Wegen der Atomkatastrophe mussten Zehntausende Menschen ihre Häuser und Geschäfte in einer 20-Kilometer-Sperrzone rund um das AKW verlassen. Es wird erwartet, dass die vollständige Entgiftung der Zone Jahrzehnte dauern wird. Das Atomunglück war das schwerste seit der Atomkatastrophe im ukrainischen Tschernobyl 1986.
Juristische Hilfe
Zur juristischen Unterstützung der Opfer der Atomkatastrophe gründeten japanische Rechtsanwälte unterdessen ein Beratungsteam. 30 Anwälte sollten Betroffenen aus der Tourismusbranche und der Landwirtschaft helfen, deren Geschäfte wegen der Angst vor erhöhter Strahlung Einbrüche hinnehmen mussten, teilten die Anwälte am Sonntag mit.
Demnach wird die Anwaltsgruppe zunächst rund 50 Mandanten betreuen, die Entschädigungszahlungen von der japanischen Regierung und vom Betreiber TEPCO verlangen. Es ist bereits die zweite Anwaltsgruppe in Fukushima, die die Interessen von Opfern der Atomkatastrophe im März vertritt.
Erstmals wieder Reaktor hochgefahren
In Japan wird erstmals seit der Atomkatastrophe wieder ein abgeschalteter Reaktor hochgefahren. Der Betreiberkonzern Kyushu Electric Power auf der südlichen Hauptinsel Kyushu wollte den Reaktor 4 in der Atomanlage Genkai wieder ans Netz bringen, wie der Konzern am Dienstag mitteilte. Der Reaktor war am 4. Oktober wegen Problemen mit dem Kühlsystem automatisch heruntergefahren worden.
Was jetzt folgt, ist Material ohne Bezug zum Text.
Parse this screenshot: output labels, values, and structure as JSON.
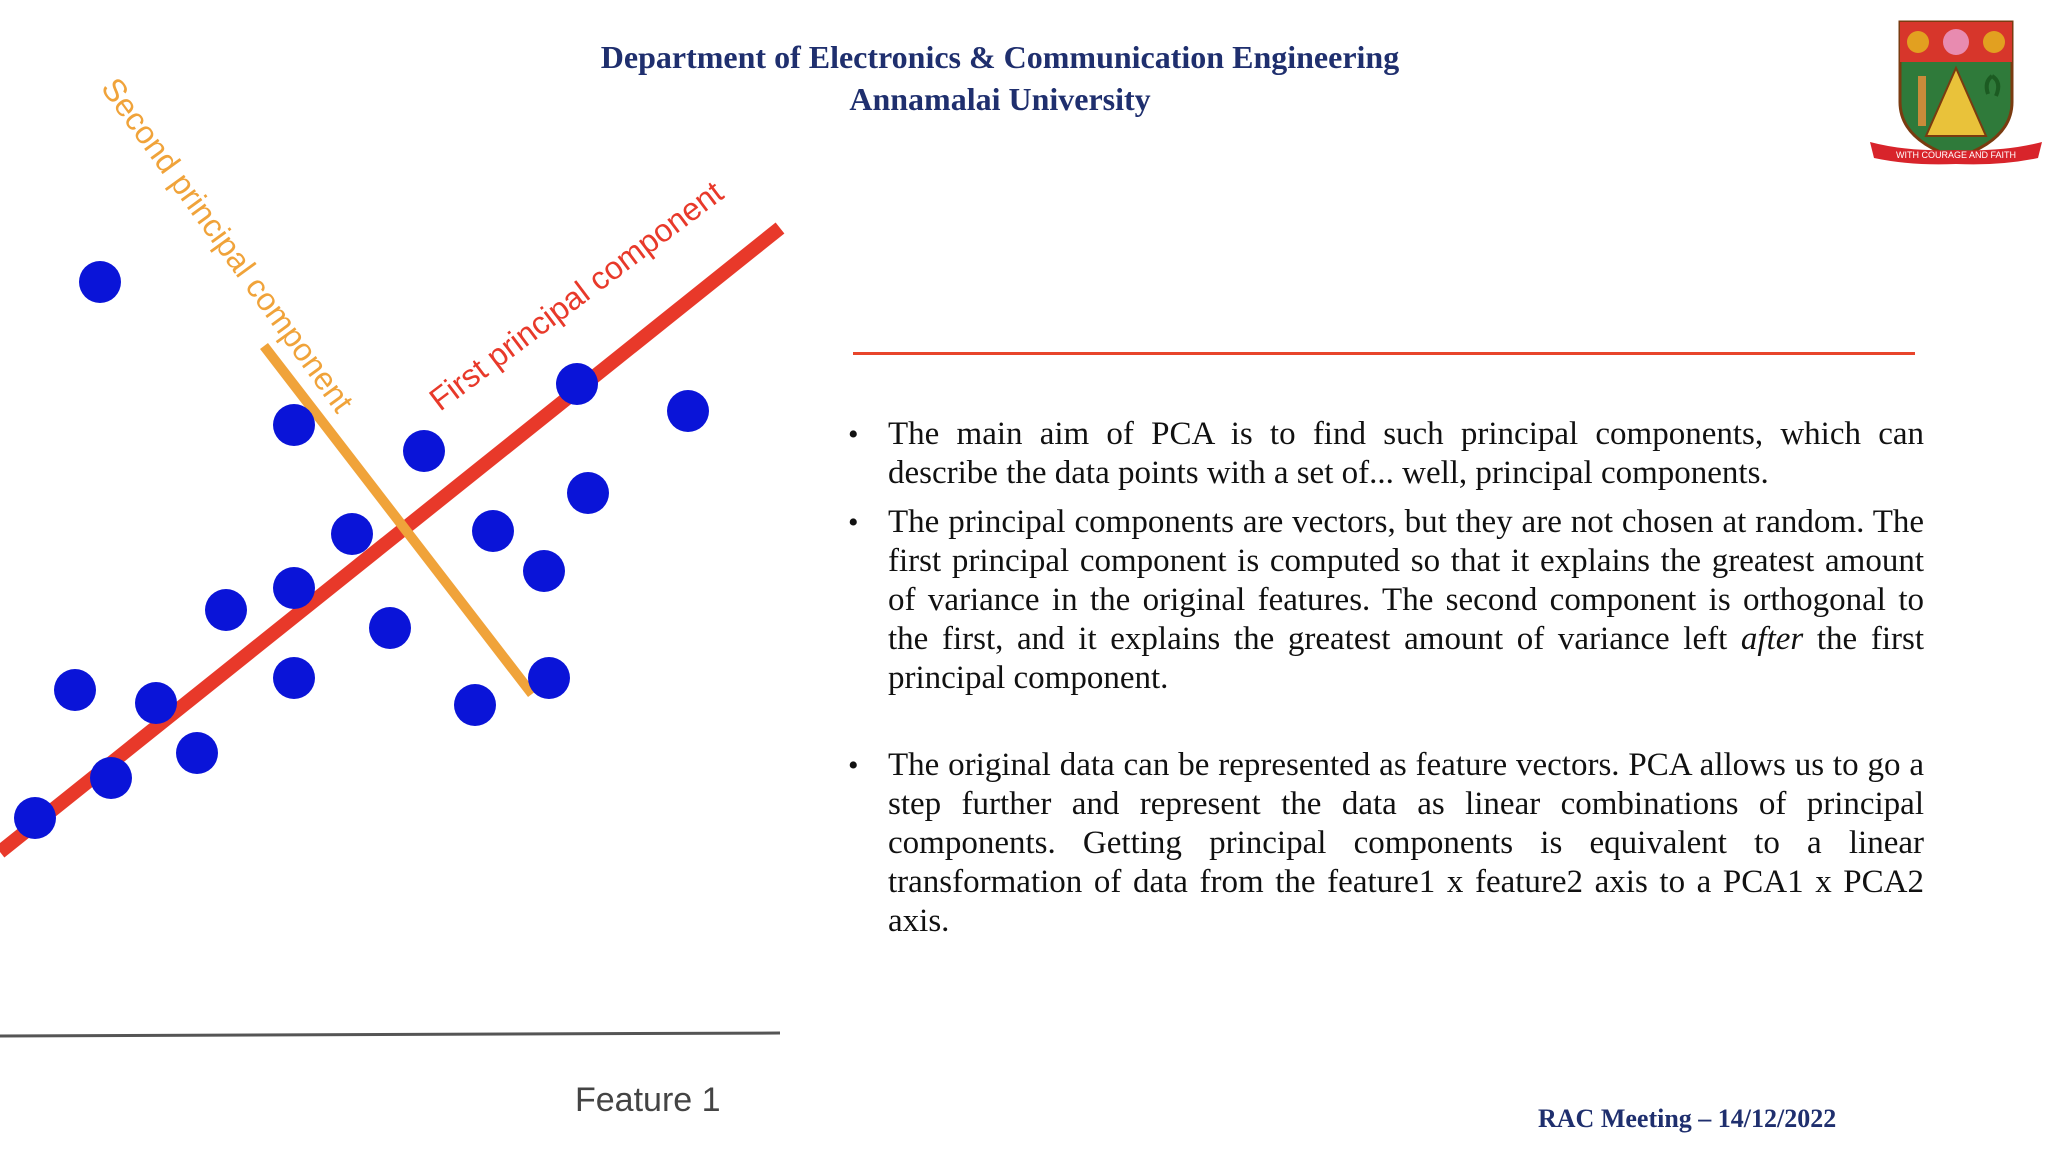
{
  "header": {
    "line1": "Department of Electronics & Communication Engineering",
    "line2": "Annamalai University"
  },
  "logo": {
    "motto": "WITH COURAGE AND FAITH"
  },
  "figure": {
    "first_pc_label": "First principal component",
    "second_pc_label": "Second principal component",
    "x_axis_label": "Feature 1",
    "colors": {
      "points": "#0a14d8",
      "first_pc": "#e8392a",
      "second_pc": "#f0a33a",
      "axis": "#555555"
    }
  },
  "bullets": [
    {
      "text": "The main aim of PCA is to find such principal components, which can describe the data points with a set of... well, principal components."
    },
    {
      "text_before": "The principal components are vectors, but they are not chosen at random. The first principal component is computed so that it explains the greatest amount of variance in the original features. The second component is orthogonal to the first, and it explains the greatest amount of variance left ",
      "text_italic": "after",
      "text_after": " the first principal component."
    },
    {
      "text": "The original data can be represented as feature vectors. PCA allows us to go a step further and represent the data as linear combinations of principal components. Getting principal components is equivalent to a linear transformation of data from the feature1 x feature2 axis to a PCA1 x PCA2 axis."
    }
  ],
  "footer": {
    "text": "RAC Meeting  – 14/12/2022"
  },
  "accent_color": "#e8452b",
  "header_color": "#1f2f6e"
}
Nachdem die staatliche Atomaufsichtsbehörde den Schadensbericht des Betreibers sowie die Sicherheitsmaßnahmen abgesegnet hatte, gaben der Gouverneur der Provinz Saga, Yasushi Furukawa, und der Bürgermeister von Genkai, Hideo Kishimoto, laut Medien ihre Zustimmung zum Wiederanfahren. Derzeit sind nur zehn der 54 Reaktoren im Land am Netz. Viele Anrainer von AKWs sind durch die Atomkatastrophe in Fukushima verunsichert. Die Gemeinden fordern von der Zentralregierung zunächst schärfere Sicherheitsauflagen. Japan hält bisher grundsätzlich an der Atomenergie fest, hat aber ältere, erdbebengefährdete Reaktoren zur Überprüfung zeitweise stillgelegt.